When Jackie gave birth to her son Donald, the doctor said her baby would not live 24 hours. A day later, Donald was still here. Then the doctor said that at best, he would be a “vegetable.”
“I told God that I would not ask why, but if He would let me keep Donald, I would dedicate the rest of my life to him,” Jackie recalled. “And I don’t regret one day. I thank God every day I can wake up and see him. Despite the triumph and pain, I can’t imagine not having him with me.”
More than 30 years later, Donald is living proof that the doctor’s predictions were wrong. Despite his challenges as a quadriplegic with cerebral palsy, Donald graduated from high school at age 21 as a National Honor Society member with a 4.0 average. He enjoyed a social life and participated in sports as the football manager and wrestling waterboy.
“Donald always has a big smile on his face. No matter how bad I’m feeling, I can’t help but smile when I see him,” said Jackie. “Before I had Donald, I had pains, aches, and complaints. Then one day I asked Donald, ‘Are you sad you can’t walk?’ and he said, ‘No.’ I have learned so much from him – how to love and respect people a lot more.”
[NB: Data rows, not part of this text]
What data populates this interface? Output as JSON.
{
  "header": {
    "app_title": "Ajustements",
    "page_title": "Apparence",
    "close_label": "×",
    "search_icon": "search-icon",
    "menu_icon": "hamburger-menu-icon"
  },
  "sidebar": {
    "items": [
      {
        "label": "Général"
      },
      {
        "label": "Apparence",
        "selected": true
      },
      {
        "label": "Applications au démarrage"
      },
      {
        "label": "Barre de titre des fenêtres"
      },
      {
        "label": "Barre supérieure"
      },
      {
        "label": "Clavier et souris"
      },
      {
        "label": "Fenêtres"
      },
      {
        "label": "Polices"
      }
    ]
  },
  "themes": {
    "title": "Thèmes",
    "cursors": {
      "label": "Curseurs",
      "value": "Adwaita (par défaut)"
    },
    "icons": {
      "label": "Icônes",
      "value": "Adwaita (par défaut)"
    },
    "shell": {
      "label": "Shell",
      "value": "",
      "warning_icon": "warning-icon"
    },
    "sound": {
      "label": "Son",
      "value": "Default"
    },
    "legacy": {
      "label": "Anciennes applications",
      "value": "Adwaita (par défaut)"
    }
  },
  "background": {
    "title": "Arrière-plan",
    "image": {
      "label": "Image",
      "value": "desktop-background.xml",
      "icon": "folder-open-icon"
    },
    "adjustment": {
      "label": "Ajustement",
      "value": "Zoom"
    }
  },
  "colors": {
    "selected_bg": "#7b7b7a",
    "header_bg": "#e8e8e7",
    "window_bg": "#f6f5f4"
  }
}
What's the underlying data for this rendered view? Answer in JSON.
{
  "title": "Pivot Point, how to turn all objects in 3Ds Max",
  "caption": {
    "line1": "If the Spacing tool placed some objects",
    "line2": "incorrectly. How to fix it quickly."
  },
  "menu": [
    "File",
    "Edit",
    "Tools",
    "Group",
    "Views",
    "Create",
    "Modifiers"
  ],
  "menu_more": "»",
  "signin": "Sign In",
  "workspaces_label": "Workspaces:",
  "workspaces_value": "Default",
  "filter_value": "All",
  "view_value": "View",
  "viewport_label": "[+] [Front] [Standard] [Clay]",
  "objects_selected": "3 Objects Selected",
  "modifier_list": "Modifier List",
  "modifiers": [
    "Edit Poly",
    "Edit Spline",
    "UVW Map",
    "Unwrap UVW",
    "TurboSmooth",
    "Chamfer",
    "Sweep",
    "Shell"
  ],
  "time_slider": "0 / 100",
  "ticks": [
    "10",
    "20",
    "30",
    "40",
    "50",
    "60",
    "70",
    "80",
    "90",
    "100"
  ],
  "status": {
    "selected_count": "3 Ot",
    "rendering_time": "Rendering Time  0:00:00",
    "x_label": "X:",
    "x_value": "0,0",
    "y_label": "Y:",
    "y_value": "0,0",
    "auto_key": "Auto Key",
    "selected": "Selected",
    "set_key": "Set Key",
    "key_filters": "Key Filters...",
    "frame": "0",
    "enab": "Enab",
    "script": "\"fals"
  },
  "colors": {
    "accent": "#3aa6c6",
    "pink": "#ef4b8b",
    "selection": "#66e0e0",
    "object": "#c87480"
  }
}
While raising her son, Jackie worked as a nurse. After retiring from her 32-year career, she discovered a second calling in life as an advocate and educator for parents of children with special needs. She serves as the Special Needs Engagement Chair of the DeKalb County Council of PTAs.
During the week, Donald attends the DeKalb Community Service Board’s CHOICE program for adults with developmental disabilities. Jackie explains, “I don’t worry about him because I know he is safe, the staff does what I ask and are taking good care of him.”
When he’s not spending time with friends at CHOICE, Donald enjoys wheelchair tennis, rap and baseball. He is pictured above with his mother on the left and CHOICE’s director Felicia Anderson on the right.